Counselor to the commissioner John Taylor is filling Sharfstein's shoes while Hamburg weighs her options, and he is likely to assume a more visible role at the agency in the future. Taylor has had a long career at FDA in legal, enforcement, and regulatory affairs positions under several FDA commissioners during both Democratic and Republican administrations. He rose to be associate commissioner for regulatory affairs from 2002 to 2005 and then served brief stints at Abbott Laboratories and with the Biotechnology Industry Organization. Taylor returned to FDA in 2009 to be Hamburg's top legal advisor, and the commissioner might very well prefer to have a seasoned enforcement official to respond to Congressional probes of regulatory and safety issues.

More Transparency

One of Sharfstein's last officials acts at FDA was to unveil the third phase of the agency's transparency initiative, a program he headed as chair of its Transparency Task Force. Launched in June 2009, the initiative has created an "FDA Basics" Web page, which posts broad information on agency operations. Another innovation is FDA-TRACK, which provides measures of the performance and accomplishments of multiple agency offices and operations.

The latest segment of the project aims to provide regulated companies with helpful material on FDA policies and procedures.
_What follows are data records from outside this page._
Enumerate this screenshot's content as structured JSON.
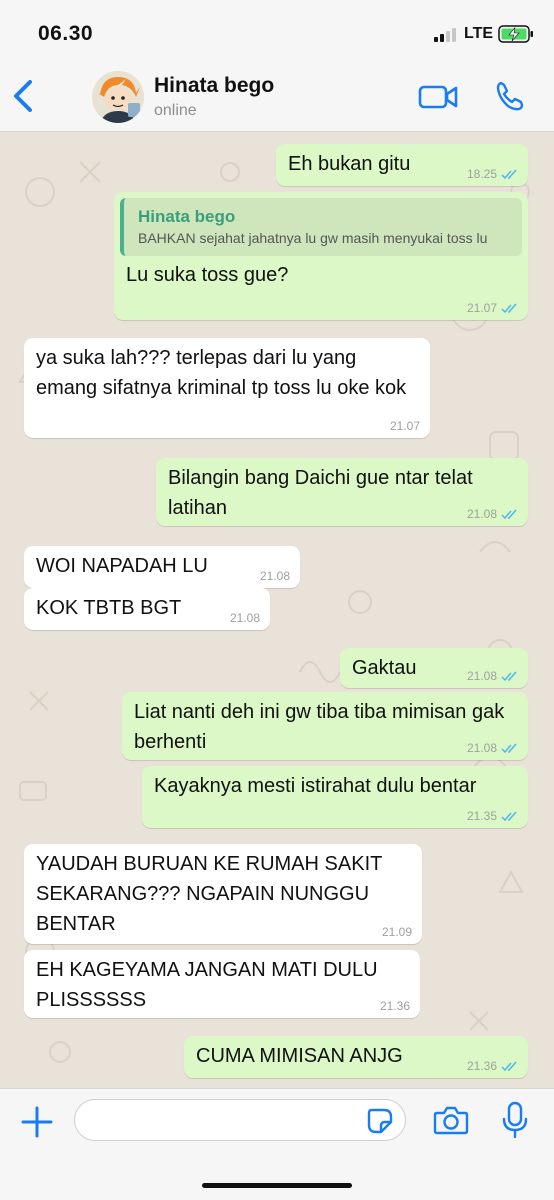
{
  "status_bar": {
    "time": "06.30",
    "network": "LTE"
  },
  "header": {
    "name": "Hinata bego",
    "status": "online"
  },
  "messages": [
    {
      "dir": "out",
      "text": "Eh bukan gitu",
      "time": "18.25"
    },
    {
      "dir": "out",
      "quote_name": "Hinata bego",
      "quote_text": "BAHKAN sejahat jahatnya lu gw masih menyukai toss lu",
      "text": "Lu suka toss gue?",
      "time": "21.07"
    },
    {
      "dir": "in",
      "text": "ya suka lah??? terlepas dari lu yang emang sifatnya kriminal tp toss lu oke kok",
      "time": "21.07"
    },
    {
      "dir": "out",
      "text": "Bilangin bang Daichi gue ntar telat latihan",
      "time": "21.08"
    },
    {
      "dir": "in",
      "text": "WOI NAPADAH LU",
      "time": "21.08"
    },
    {
      "dir": "in",
      "text": "KOK TBTB BGT",
      "time": "21.08"
    },
    {
      "dir": "out",
      "text": "Gaktau",
      "time": "21.08"
    },
    {
      "dir": "out",
      "text": "Liat nanti deh ini gw tiba tiba mimisan gak berhenti",
      "time": "21.08"
    },
    {
      "dir": "out",
      "text": "Kayaknya mesti istirahat dulu bentar",
      "time": "21.35"
    },
    {
      "dir": "in",
      "text": "YAUDAH BURUAN KE RUMAH SAKIT SEKARANG??? NGAPAIN NUNGGU BENTAR",
      "time": "21.09"
    },
    {
      "dir": "in",
      "text": "EH KAGEYAMA JANGAN MATI DULU PLISSSSSS",
      "time": "21.36"
    },
    {
      "dir": "out",
      "text": "CUMA MIMISAN ANJG",
      "time": "21.36"
    }
  ],
  "input": {
    "value": "",
    "placeholder": ""
  },
  "icons": {
    "back": "chevron-left-icon",
    "video": "video-camera-icon",
    "call": "phone-icon",
    "plus": "plus-icon",
    "sticker": "sticker-icon",
    "camera": "camera-icon",
    "mic": "microphone-icon",
    "read": "double-check-icon"
  },
  "colors": {
    "accent": "#1a7cf5",
    "outgoing_bubble": "#dcf8c6",
    "incoming_bubble": "#ffffff",
    "read_ticks": "#4fb6ec",
    "chat_background": "#e9e2d9"
  }
}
FDA will post more information on key staffers and meeting presentations and will provide a system to answer industry questions quickly. To improve the drug application review process, FDA will clarify standard procedures for staff meetings with sponsors about applications, the types of notifications provided to industry, such as those for mid-cycle review meetings, and how it informs companies whether the review of an application is on track to meet a target action date. FDA plans to better explain its process for developing new guidances and regulations, but is still reviewing the more complex issue of whether to set specific timelines for guidance development, or how it should handle sponsor requests to appeal agency decisions.
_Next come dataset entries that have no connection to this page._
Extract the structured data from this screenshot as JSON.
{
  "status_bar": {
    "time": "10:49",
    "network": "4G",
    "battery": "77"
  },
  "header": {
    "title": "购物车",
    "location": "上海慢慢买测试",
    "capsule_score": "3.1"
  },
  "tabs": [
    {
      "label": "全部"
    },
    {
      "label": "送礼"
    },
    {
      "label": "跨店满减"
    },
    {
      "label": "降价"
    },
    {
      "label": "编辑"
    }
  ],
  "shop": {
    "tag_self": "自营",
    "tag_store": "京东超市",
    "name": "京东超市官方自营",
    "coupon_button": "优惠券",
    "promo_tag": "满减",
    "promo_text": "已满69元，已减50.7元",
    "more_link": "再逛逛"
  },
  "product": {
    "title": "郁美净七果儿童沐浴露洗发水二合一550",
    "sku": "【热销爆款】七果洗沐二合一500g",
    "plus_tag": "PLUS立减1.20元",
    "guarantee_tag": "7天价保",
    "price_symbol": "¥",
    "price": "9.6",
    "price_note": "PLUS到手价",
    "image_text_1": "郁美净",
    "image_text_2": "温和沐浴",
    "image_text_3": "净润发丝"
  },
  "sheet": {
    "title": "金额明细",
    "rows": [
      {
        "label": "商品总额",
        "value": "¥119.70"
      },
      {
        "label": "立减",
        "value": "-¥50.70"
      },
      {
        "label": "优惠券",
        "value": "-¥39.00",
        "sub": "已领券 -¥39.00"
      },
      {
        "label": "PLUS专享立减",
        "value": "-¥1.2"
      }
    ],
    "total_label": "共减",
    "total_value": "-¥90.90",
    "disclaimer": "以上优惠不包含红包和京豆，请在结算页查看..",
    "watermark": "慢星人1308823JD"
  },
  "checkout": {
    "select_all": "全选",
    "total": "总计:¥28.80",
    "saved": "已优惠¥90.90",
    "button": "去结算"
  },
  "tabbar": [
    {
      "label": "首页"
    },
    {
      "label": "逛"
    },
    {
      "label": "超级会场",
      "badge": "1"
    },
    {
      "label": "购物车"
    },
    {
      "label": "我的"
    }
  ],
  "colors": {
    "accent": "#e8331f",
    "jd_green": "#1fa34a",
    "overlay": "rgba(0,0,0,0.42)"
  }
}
But these new initiatives fail to resolve the most contentious disclosure proposals, which are still under task force review. A May 2010 report on phase two of the transparency campaign sought comments on proposals to make public a broad range of confidential regulatory information, such as when a manufacturer files an investigational application and whether such an application is put on hold, withdrawn, or terminated (see Pharm Exec, July 2010, page 22). FDA also is considering whether to disclose when a company submits a market application for a new or generic drug or medical device, and if such applications later are withdrawn or abandoned. Most controversial is whether to make public refuse-to-file or complete response letters. And the agency is weighing expanded disclosure of information from adverse event reports, evaluations of imports, plant inspection reports, and product recalls.

Those issues raise "very interesting legal issues" as well as additional resource requirements, Sharfstein explained at his last FDA media briefing. Agency teams are assessing dozens of comments on these proposals. The review is "on track," said Sharfstein, but resolution is not expected anytime soon.